The Consolidation Pipeline
Consolidation is the “sleep” phase — it happens periodically, not on every observation. The pipeline in src/functions/consolidation-pipeline.ts runs through each tier:
Check thresholds
5+ summaries for semantic, 2+ recurring patterns for procedural
Extract facts
LLM processes summaries, outputs <fact confidence="0.8"> XML entries
Deduplicate
Case-insensitive match against existing semantic memories
Apply decay
Existing memories lose strength: strength *= 0.9^periods
// Exponential decay applied to memories
strength *= 0.9 ** number_of_decay_periods;
// Decay period: configurable, default 30 days
// Floor at 0.1 — never fully zero
if (strength < 0.1) strength = 0.1;
Every 30 days (by default), each memory loses 10% of its strength. After 30 days: 90%. After 60 days: 81%. After a year: 6%.
But memories that get accessed get reinforced — their strength goes back up. The more you use a memory, the longer it survives.
The floor at 0.1 means no memory fully disappears through decay alone. It takes active eviction to remove it.
The Retention Score
Not all memories are created equal. A retention score determines each memory's fate:
score = salience * exp(-lambda * days)
+ sigma * reinforcementBoost
// Salience weights by memory type:
architecture = 0.9 // structural decisions
bug = 0.7 // bugs and fixes
pattern = 0.8 // recurring patterns
preference = 0.85 // user preferences
// Tier classification:
hot >= 0.7 // always keep
warm >= 0.4 // keep but watch
cold >= 0.15 // candidate for eviction
evict < 0.15 // remove on next sweep
The score has two parts: how important the memory inherently is (salience), and how recently it was accessed (reinforcement).
Architecture decisions start with a high base score (0.9) because they are fundamental. Bugs start lower (0.7) because they get fixed.
Each time a memory is accessed, it gets a reinforcement boost. Frequently accessed memories stay “hot” even as they age.

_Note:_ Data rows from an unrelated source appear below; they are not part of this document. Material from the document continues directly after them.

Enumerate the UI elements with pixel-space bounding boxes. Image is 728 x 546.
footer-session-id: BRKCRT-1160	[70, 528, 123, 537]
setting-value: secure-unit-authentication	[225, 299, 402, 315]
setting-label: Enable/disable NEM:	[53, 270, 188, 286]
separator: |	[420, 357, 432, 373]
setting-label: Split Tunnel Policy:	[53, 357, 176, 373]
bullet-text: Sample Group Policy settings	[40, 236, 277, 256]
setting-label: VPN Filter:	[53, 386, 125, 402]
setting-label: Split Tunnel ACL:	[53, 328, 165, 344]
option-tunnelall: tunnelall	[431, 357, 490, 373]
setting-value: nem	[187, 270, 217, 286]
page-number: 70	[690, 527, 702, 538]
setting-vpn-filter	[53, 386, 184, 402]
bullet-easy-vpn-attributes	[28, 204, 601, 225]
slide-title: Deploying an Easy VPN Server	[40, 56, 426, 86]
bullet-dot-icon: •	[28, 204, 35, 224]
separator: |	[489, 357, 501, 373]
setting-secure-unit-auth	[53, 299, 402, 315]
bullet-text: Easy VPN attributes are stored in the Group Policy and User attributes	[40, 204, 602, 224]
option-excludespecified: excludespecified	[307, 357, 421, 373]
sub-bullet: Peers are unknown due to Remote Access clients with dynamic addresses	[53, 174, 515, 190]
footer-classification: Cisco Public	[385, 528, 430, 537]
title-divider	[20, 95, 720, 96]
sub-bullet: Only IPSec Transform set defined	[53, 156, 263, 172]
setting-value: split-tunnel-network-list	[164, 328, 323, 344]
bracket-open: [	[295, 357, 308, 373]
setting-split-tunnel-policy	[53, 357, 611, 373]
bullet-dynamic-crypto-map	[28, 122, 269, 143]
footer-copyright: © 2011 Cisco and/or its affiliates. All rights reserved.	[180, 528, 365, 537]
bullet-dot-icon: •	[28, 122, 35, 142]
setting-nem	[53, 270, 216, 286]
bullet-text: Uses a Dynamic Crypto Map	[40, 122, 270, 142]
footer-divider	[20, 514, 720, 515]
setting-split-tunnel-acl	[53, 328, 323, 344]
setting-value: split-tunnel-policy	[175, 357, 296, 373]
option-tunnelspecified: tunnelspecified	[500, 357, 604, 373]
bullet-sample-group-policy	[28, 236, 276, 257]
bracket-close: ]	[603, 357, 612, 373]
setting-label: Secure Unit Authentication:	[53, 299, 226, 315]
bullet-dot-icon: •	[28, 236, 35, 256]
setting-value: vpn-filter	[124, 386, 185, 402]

The four tiers determine what to keep and what to evict. “Hot” memories always survive. “Evict” memories get cleaned up.
Three Ways to Forget
Auto-forget runs every 60 minutes with three strategies:
Memories with a forgetAfter date past the current time are deleted. Like a self-destruct timer — useful for temporary observations that should not persist.
When two memories share concepts and have a Jaccard similarity above 0.9, the older one gets marked isLatest=false. The newer version wins. Like Wikipedia — the article gets updated, not duplicated.
Observations older than 180 days with importance <= 2 are deleted. These are the “I searched for a file” type observations that have no lasting value.
Without forgetting, your memory store grows unbounded and search quality degrades — more results means more noise. Smart forgetting keeps the signal-to-noise ratio high. The system actively maintains the quality of your memory, not just its quantity.
The Complete Lifecycle
Putting it all together — from capture to eventual forgetting:
Capture
PostToolUse hook
Working
Raw observation stored
Episodic
Session summarized
Semantic
Facts extracted
Procedural
Patterns synthesized
Reinforce
Access = strength up
Decay
No access = fade
Evict
Score < 0.15 = remove
Final Check
Your agent remembers that “user prefers jose over jsonwebtoken for JWT.” Six months pass and the memory is never accessed. What happens?
You understand how agentmemory captures, compresses, indexes, searches, consolidates, and forgets. These patterns — privacy filtering, content-addressable dedup, zero-LLM compression, hybrid search with RRF fusion, tiered consolidation, and importance-based eviction — appear in production systems everywhere. Knowing them helps you debug, configure, and extend agentmemory. More importantly, you can now recognize these patterns in other tools and ask for them by name.